L'opinion N°556
Du 04 au 11 juin 2008

Actualité

Agents de l’Etat


Un nouveau système d’évaluation des performances

Désormais, les agents de l’Etat burkinabè ne graviront plus les échelons automatiquement à travers l’ancienneté. Les avancements se feront maintenant sur les critères de performances à travers un nouveau système d’évaluation. Face à la presse, le mercredi 28 mai 2008, le ministre de la Fonction publique et de la Réforme de l’Etat, Seydou BOUDA, a expliqué les enjeux et la pertinence d’une telle option.

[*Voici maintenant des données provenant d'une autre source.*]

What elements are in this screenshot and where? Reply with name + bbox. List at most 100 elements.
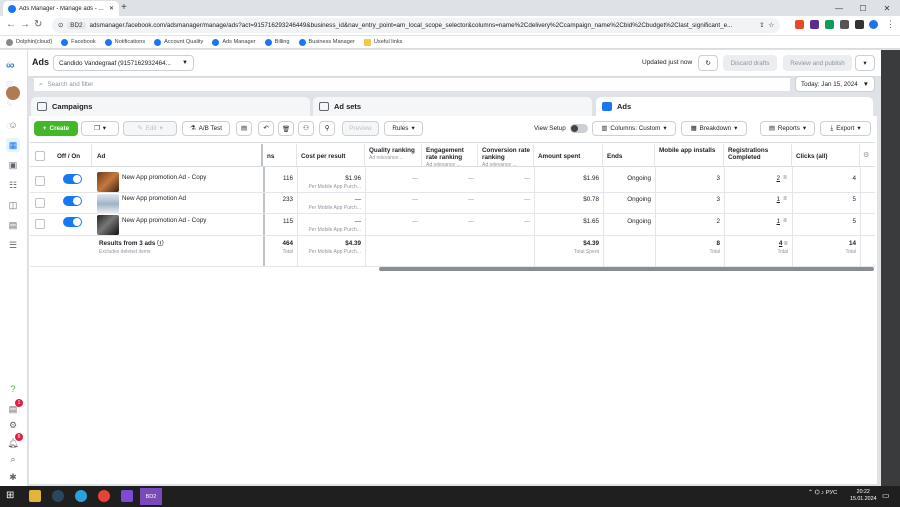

Le ministre de la Fonction publique et de la Réforme de l’Etat, Seydou BOUDA

De prime abord, le ministre de la Fonction publique et de la Réforme de l’Etat, dit s’attendre à des appréhensions chez certains agents publics à propos du nouveau système d’évaluation des performances. Une attitude somme toute normale quand on sait que gagné par la routine, l’homme naturellement voit en toute innovation d’abord une chose venue pour le déranger ou lui faire perdre ce qu’il considère comme un acquis. Et alors vite s’installent incompréhensions et même rejet. C’est ce qu’il est chaque fois d’ailleurs donné de constater dans notre pays où tout ce qui est réforme donne court à des polémiques souvent inutiles ou alarmistes. Polémiques au cours desquelles, les contempteurs du processus mettent en évidence ce qu’ils pensent être les tares de la réforme, reléguant ses avantages, son opportunité, sa nécessité aux oubliettes. Pour le ministre Seydou BOUDA : «L’évaluation des agents de la Fonction publique exprime leur rendement dans le service. L’évaluation du rendement est un ensemble de procédures destinées à juger les qualifications et les mérites des agents. Elle mesure les activités des agents au cours d’une période de référence en s’appuyant sur des critères quantitatifs et qualificatifs explicites qui vont permettre aux supérieurs hiérarchiques immédiats de formuler une opinion globale et objective sur la contribution de leurs collaborateurs à la bonne marche du service. L’évaluation des rendements prend en compte les résultats atteints mais également la manière dont ces résultats sont acquis».
Adopté en 1998, le nouveau système d’évaluation des performances est officiellement en vigueur depuis le 1er janvier 2006. Si pour des raisons diverses, il n’a pu être appliqué depuis lors, le Premier ministre Tertius ZONGO a tenu à sa mise en œuvre effective à compter du 1er janvier 2008 à travers une note circulaire. Pour les années 2006 et 2007, on fera des évaluations de rattrapage. Le taux de renouvellement de la Fonction publique étant faible, le ministre rassure qu’il n’y aura pas de difficultés pour évaluer les performances des agents pour ces années antérieures.
La loi 13 portant régime juridique applicable aux emplois et agents de la Fonction publique précise en son article 78 que tout fonctionnaire en activité ou en détachement doit faire l’objet, chaque année, d’une évaluation exprimant son rendement dans le service. Le pouvoir de l’évaluation appartient au supérieur hiérarchique immédiat du fonctionnaire ou de l’agent contractuel qui l’exerce sur la base d’un contrat d’objectifs, établi annuellement avec chaque agent. Il n’y a que les membres du gouvernement, les présidents d’institution, les ambassadeurs et les consuls généraux qui sont exempts de cet outil d’évaluation en ce sens qu’il s’agit de fonctions non régies par la loi précitée. Ce nouveau système dispose que l’entretien d’évaluation se fait avec l’agent lui-même autour des résultats attendus de lui et ceux atteints. A l’issue de cet entretien, il est noté sur 10 et la note lui est communiquée séance tenante.
La moyenne est à 6/10 et il est important de souligner que la note chiffrée peut être contestée par l’agent évalué. Dans le cas d’espèce, il fait recours à son ministre de tutelle. Ainsi un comité technique paritaire l’entend et émet son avis au ministre qui statue. Et toute évaluation jugée abusive ou complaisante expose le notateur à des sanctions disciplinaires.
Contrairement à l’ancien système d’évaluation, le nouveau, qui selon le ministre BOUDA, s’inspire du modèle anglo-saxon et de la Fonction publique internationale, favorise le dialogue et la participation de l’agent. Il a également cet avantage que l’agent soit évalué par son supérieur hiérarchique immédiat que par le ministre lui-même comme au paravent. Cette nouvelle option est donc beaucoup plus objective et conviviale. Et si ce n’est pour troubler le sommeil des partisans du moindre effort, elle est comme une baraka pour les travailleurs dévoués dont le dynamisme n’est souvent par reconnu ou récompensé.
Appliqué convenablement, ce système d’évaluation imprime la transparence dans la gestion de la carrière du travailleur et finis les mystères autour des promotions, distinctions et autres avancements à la Fonction publique burkinabè.